08 Fevereiro 2024

Dormir pouco, acordar durante a noite ou deitar-se tarde, aumentam o risco de mortalidade?

A existência de dispositivos de medição do movimento de tipo Smartwatch e a criação recente de um gigantesco repositório de dados médicos, biológicos e de estilo de vida permite começar a avaliar de forma quantitativa o impacto dos padrões de sono no risco de mortalidade prematura das pessoas.

Dormir pouco, acordar durante a noite ou deitar-se tarde, aumentam o risco de mortalidade?

Há já algum tempo que a IARC (International Agency for Research on Cancer), que é o organismo mundial que define os agentes cancerígenos, aponta o trabalho nocturno (por turnos) como um possível agente cancerígeno. 

Mas o que dizer das pessoas em geral, que sem ter um emprego deste tipo, dormem pouco ou deitam-se tarde demais, ou têm um sono de baixa “qualidade”, acordando repetidas vezes durante a noite?
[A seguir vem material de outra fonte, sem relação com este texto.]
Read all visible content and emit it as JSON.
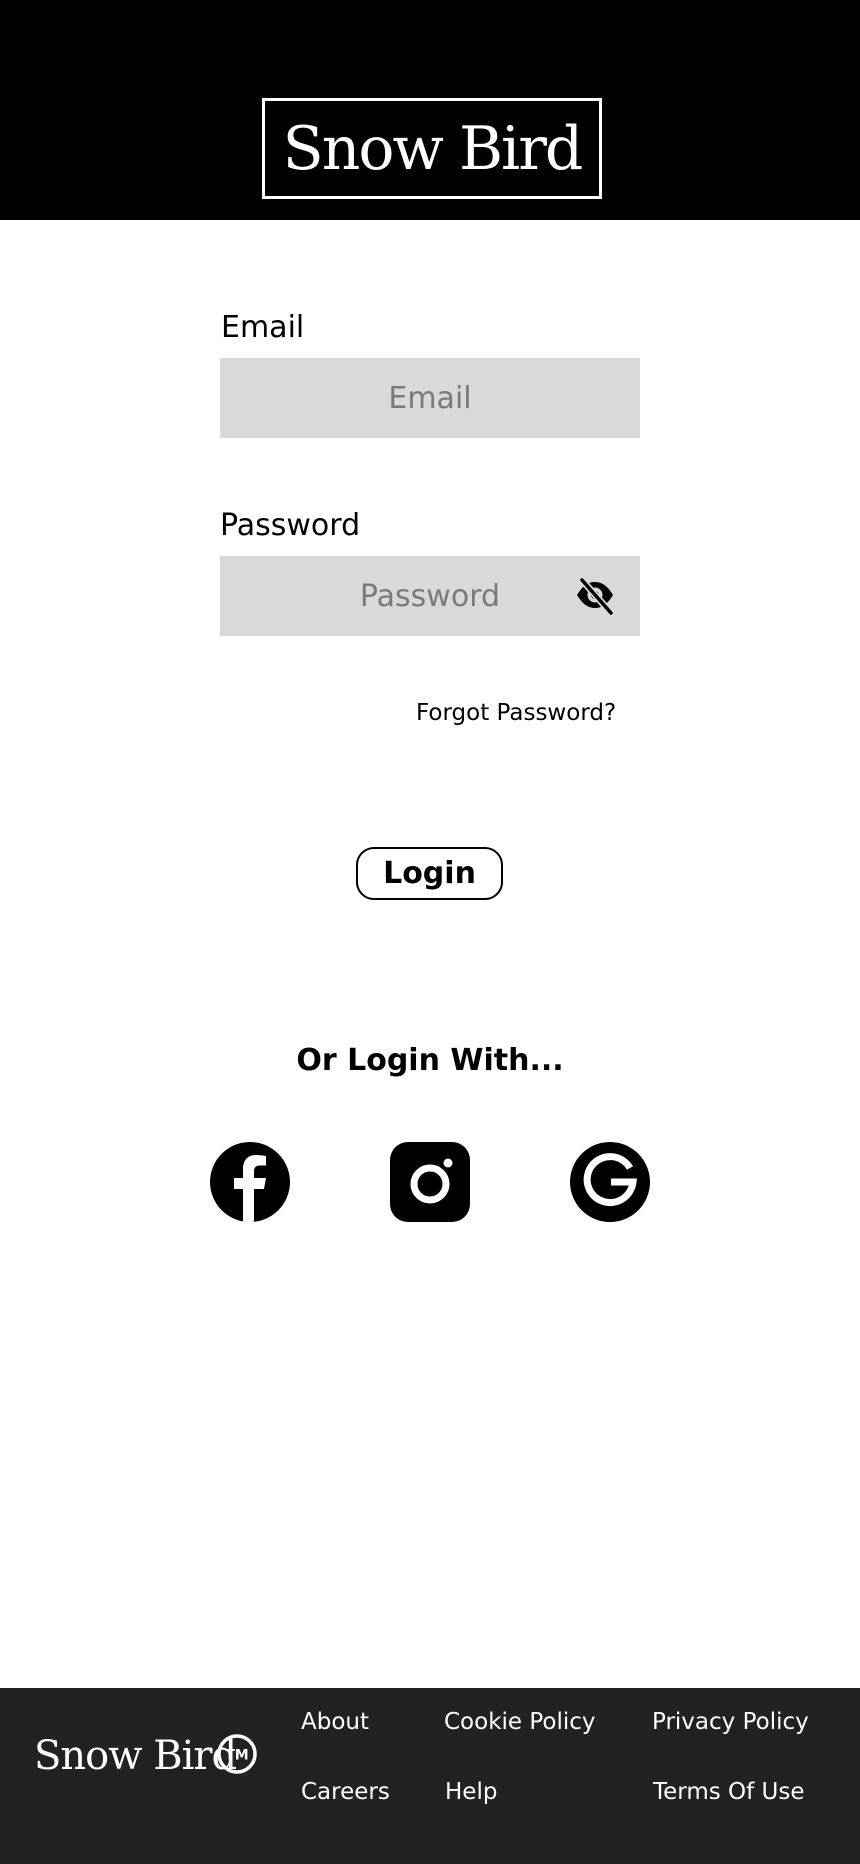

Será que essas pessoas também têm riscos acrescidos de contrair doenças cardiovasculares ou cancro e apresentam assim uma maior probabilidade de morrer prematuramente do que as que as pessoas cujos padrões de sono são considerados mais saudáveis?
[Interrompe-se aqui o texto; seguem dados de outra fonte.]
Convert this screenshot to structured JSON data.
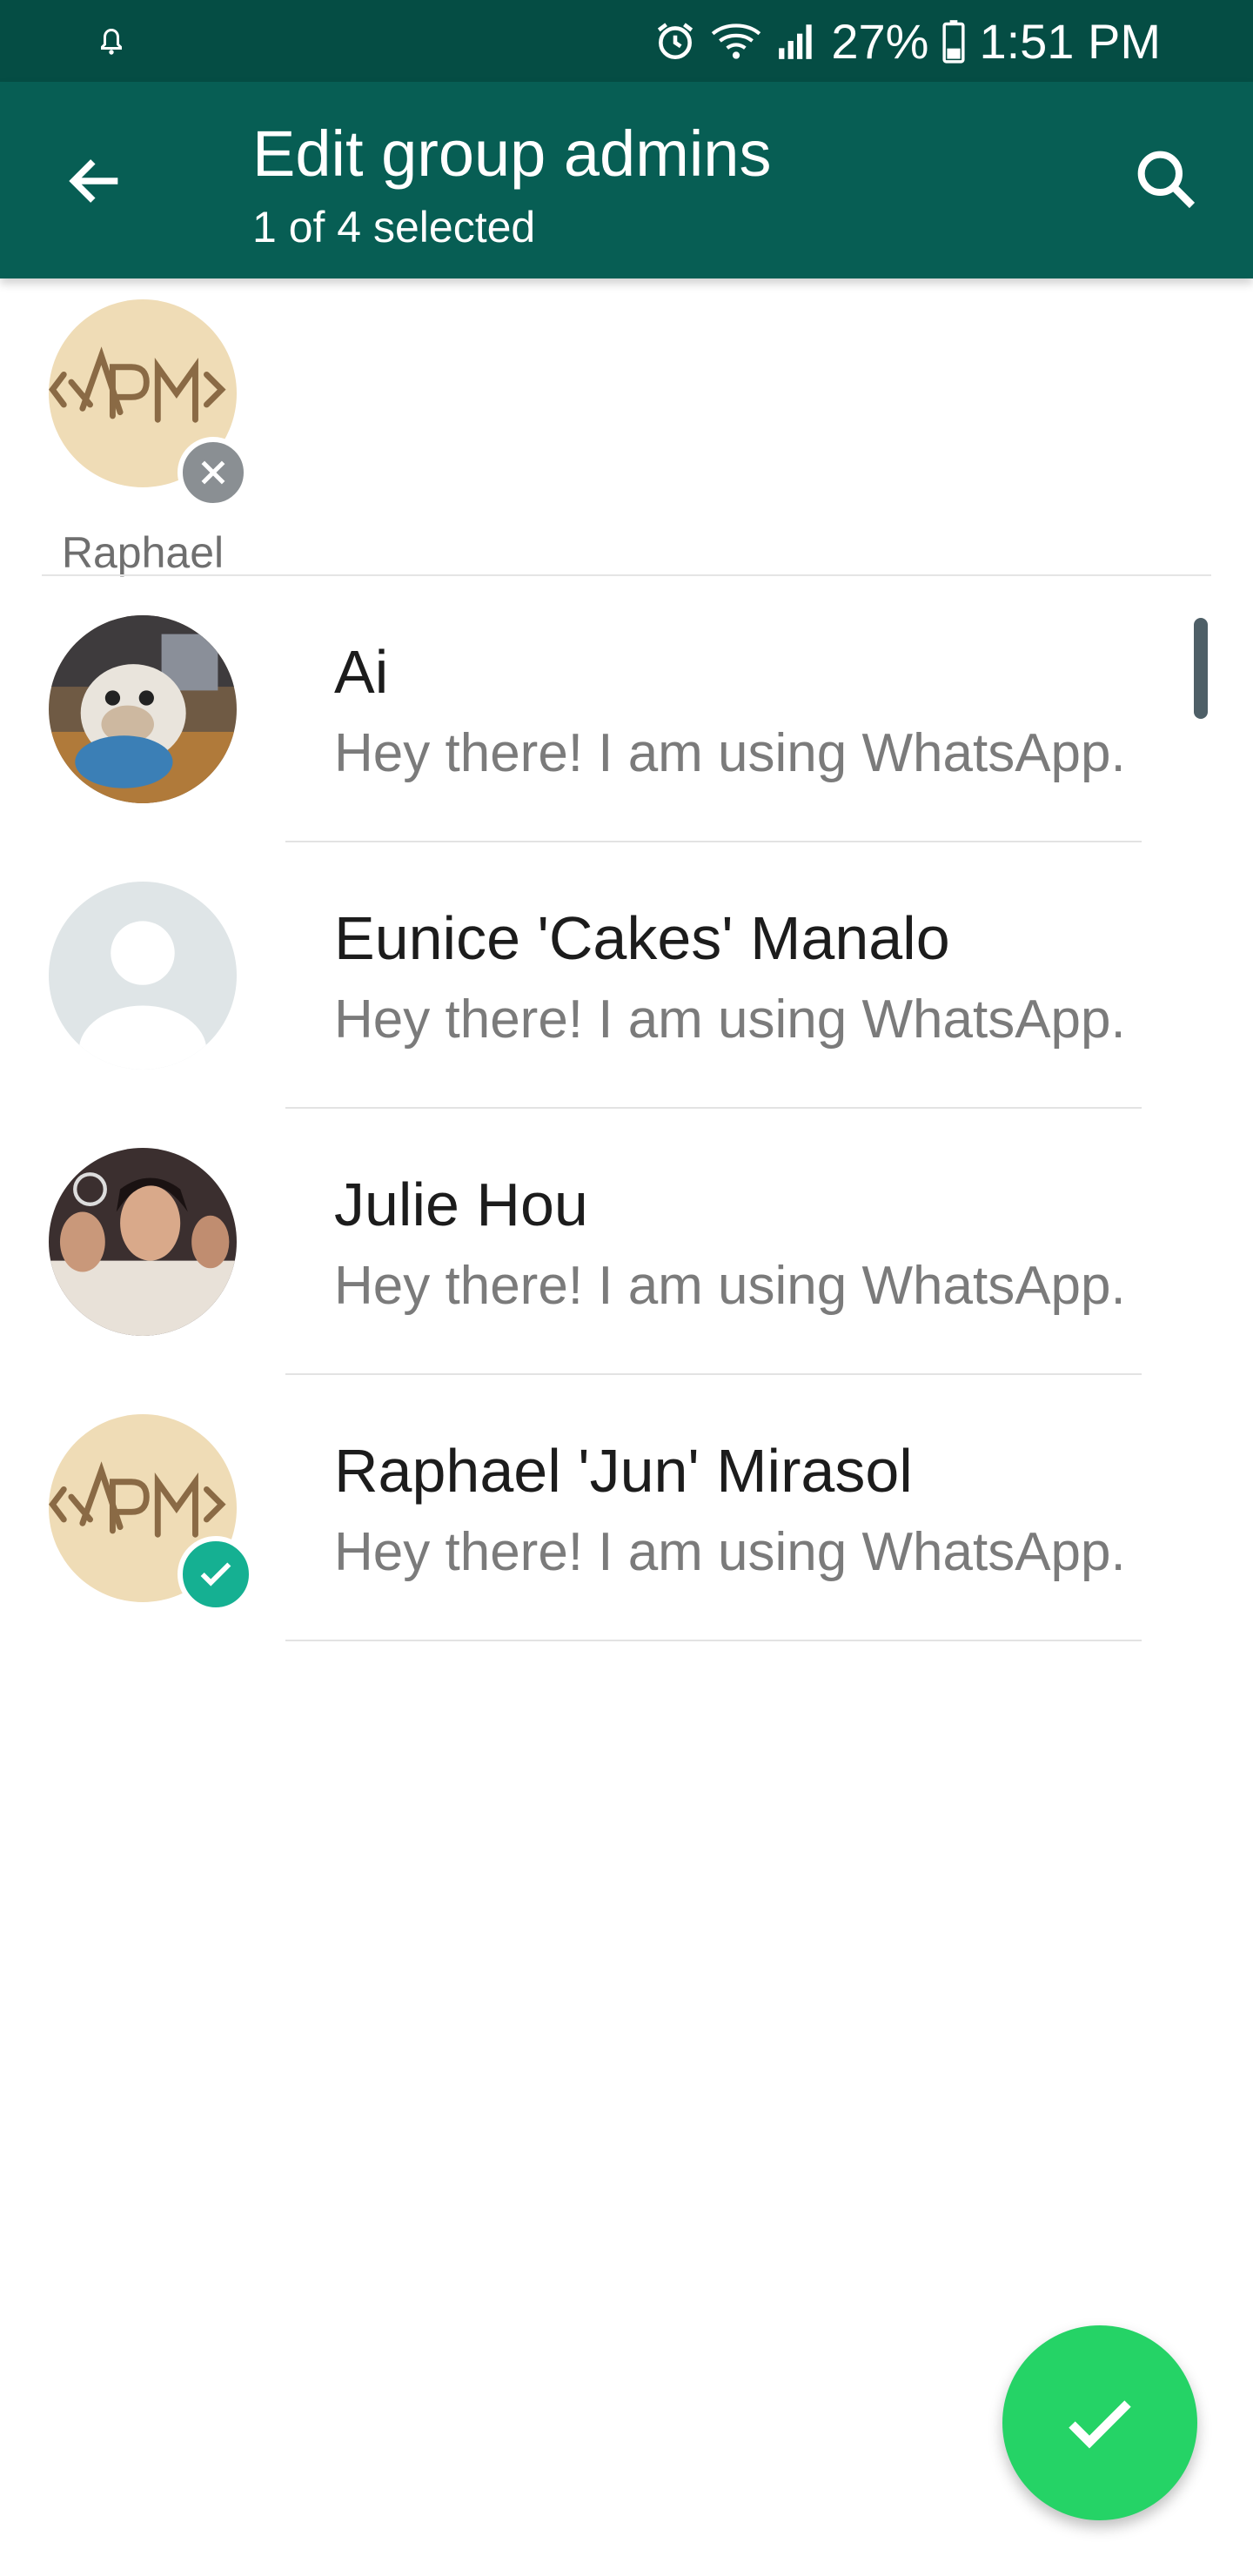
{
  "status_bar": {
    "battery_percent": "27%",
    "time": "1:51 PM",
    "icons": [
      "notification-bell-icon",
      "alarm-icon",
      "wifi-icon",
      "signal-icon",
      "battery-icon"
    ]
  },
  "app_bar": {
    "title": "Edit group admins",
    "subtitle": "1 of 4 selected",
    "back_icon": "arrow-back-icon",
    "search_icon": "search-icon"
  },
  "selected": [
    {
      "name": "Raphael",
      "avatar": "rpm-monogram"
    }
  ],
  "contacts": [
    {
      "name": "Ai",
      "status": "Hey there! I am using WhatsApp.",
      "avatar": "bulldog-photo",
      "selected": false
    },
    {
      "name": "Eunice 'Cakes' Manalo",
      "status": "Hey there! I am using WhatsApp.",
      "avatar": "default-avatar",
      "selected": false
    },
    {
      "name": "Julie Hou",
      "status": "Hey there! I am using WhatsApp.",
      "avatar": "people-photo",
      "selected": false
    },
    {
      "name": "Raphael 'Jun' Mirasol",
      "status": "Hey there! I am using WhatsApp.",
      "avatar": "rpm-monogram",
      "selected": true
    }
  ],
  "fab": {
    "icon": "check-icon"
  },
  "colors": {
    "status_bar": "#054d44",
    "app_bar": "#075e54",
    "fab": "#25d366",
    "selected_badge": "#15b092",
    "remove_badge": "#8a8f93"
  }
}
Numa abordagem inovadora, um estudo publicado há umas semanas na revista científica Sleep traz uma análise da questão baseada em dados quantitativos obtidos com dispositivos usados no pulso junto de uma população de dezenas de milhares de pessoas.

O primeiro autor do estudo é Pedro Saint-Maurice. Este investigador português esteve os últimos sete anos a trabalhar no National Cancer Institute dos National Institutes of Health (NIH, é a agência de investigação biomédica do Governo Federal norte-americano). 
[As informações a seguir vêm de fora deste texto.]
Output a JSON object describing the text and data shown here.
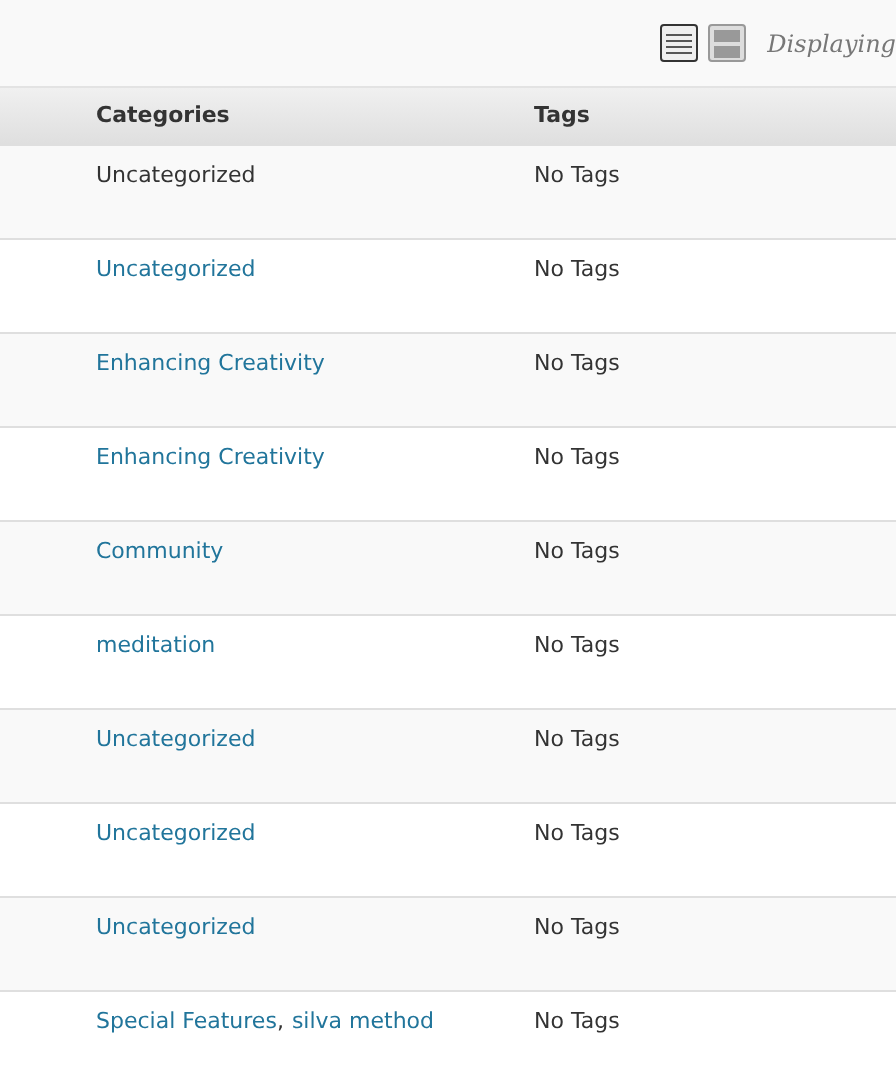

“A missão dos cientistas do NIH é fazer investigação biomédica inovadora para informar a população norte-americana e promover o desenvolvimento de ciência de excelência” explica este investigador. “Eu faço investigação em epidemiologia da actividade física, sobre o risco de cancro e outras doenças crónicas em função da duração, da qualidade, e do timing da actividade física. Tento perceber também o impacto do exercício físico em pessoas diagnosticadas com cancro. Recentemente, comecei também a estudar o sono, outro factor muito importante para um estilo de vida saudável.” 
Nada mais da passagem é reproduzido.